Identification of a novel class of target genes and a novel type of binding sequence of heat shock transcription factor in Saccharomyces cerevisiae.

In response to hyperthermia, heat shock transcription factor (HSF) activates transcription of a set of genes encoding heat shock proteins (HSPs). The promoter regions of HSP genes contain the HSF binding sequence called the heat shock element (HSE), which consists of contiguous inverted repeats of the sequence 5'-nGAAn-3' (where n is any nucleotide). We have constructed an hsf1 mutant of Saccharomyces cerevisiae and analyzed genome-wide changes in heat shock response in the mutant cells.
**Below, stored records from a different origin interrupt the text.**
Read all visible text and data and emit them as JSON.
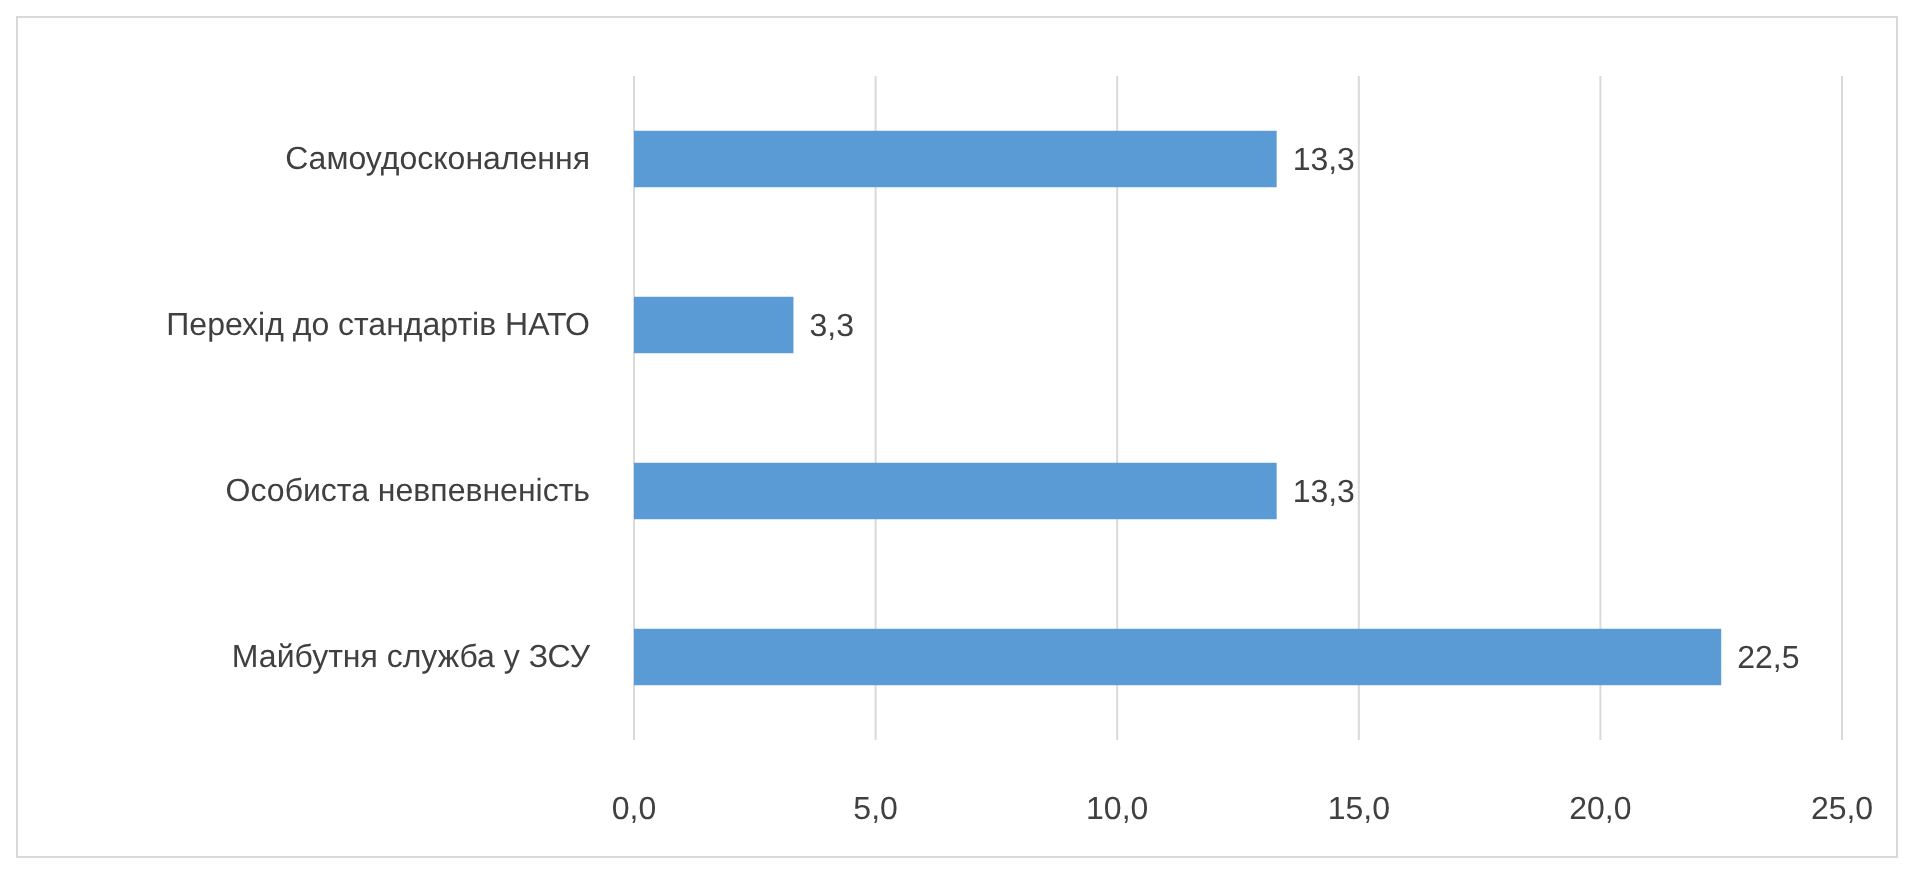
{
  "chart_data": {
    "type": "bar",
    "orientation": "horizontal",
    "categories": [
      "Самоудосконалення",
      "Перехід до стандартів НАТО",
      "Особиста невпевненість",
      "Майбутня служба у ЗСУ"
    ],
    "values": [
      13.3,
      3.3,
      13.3,
      22.5
    ],
    "value_labels": [
      "13,3",
      "3,3",
      "13,3",
      "22,5"
    ],
    "color": "#5b9bd5",
    "xlim": [
      0,
      25
    ],
    "xticks": [
      {
        "value": 0,
        "label": "0,0"
      },
      {
        "value": 5,
        "label": "5,0"
      },
      {
        "value": 10,
        "label": "10,0"
      },
      {
        "value": 15,
        "label": "15,0"
      },
      {
        "value": 20,
        "label": "20,0"
      },
      {
        "value": 25,
        "label": "25,0"
      }
    ],
    "grid": "x"
  }
}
The results have revealed that Hsf1 is necessary for heat- induced transcription of not only HSP but also genes encoding proteins involved in diverse cellular processes such as protein degradation, detoxification, energy generation, carbohydrate metabolism, and maintenance of cell wall integrity. Approximately half of the Hsf1-regulated genes lacked the typical HSE in their promoter regions. Instead, several of these genes have a novel Hsf1 binding sequence that contains three direct repeats of nTTCn (or nGAAn) interrupted by 5 bp. The number and spacing of the repeating units are critical determinants for heat-induced transcription as well as for recognition by Hsf1. In the yeast genome, the presence of the sequence is enriched in Hsf1-regulated genes, suggesting that it is generally used as an HSE in the Hsf1 regulon.[1]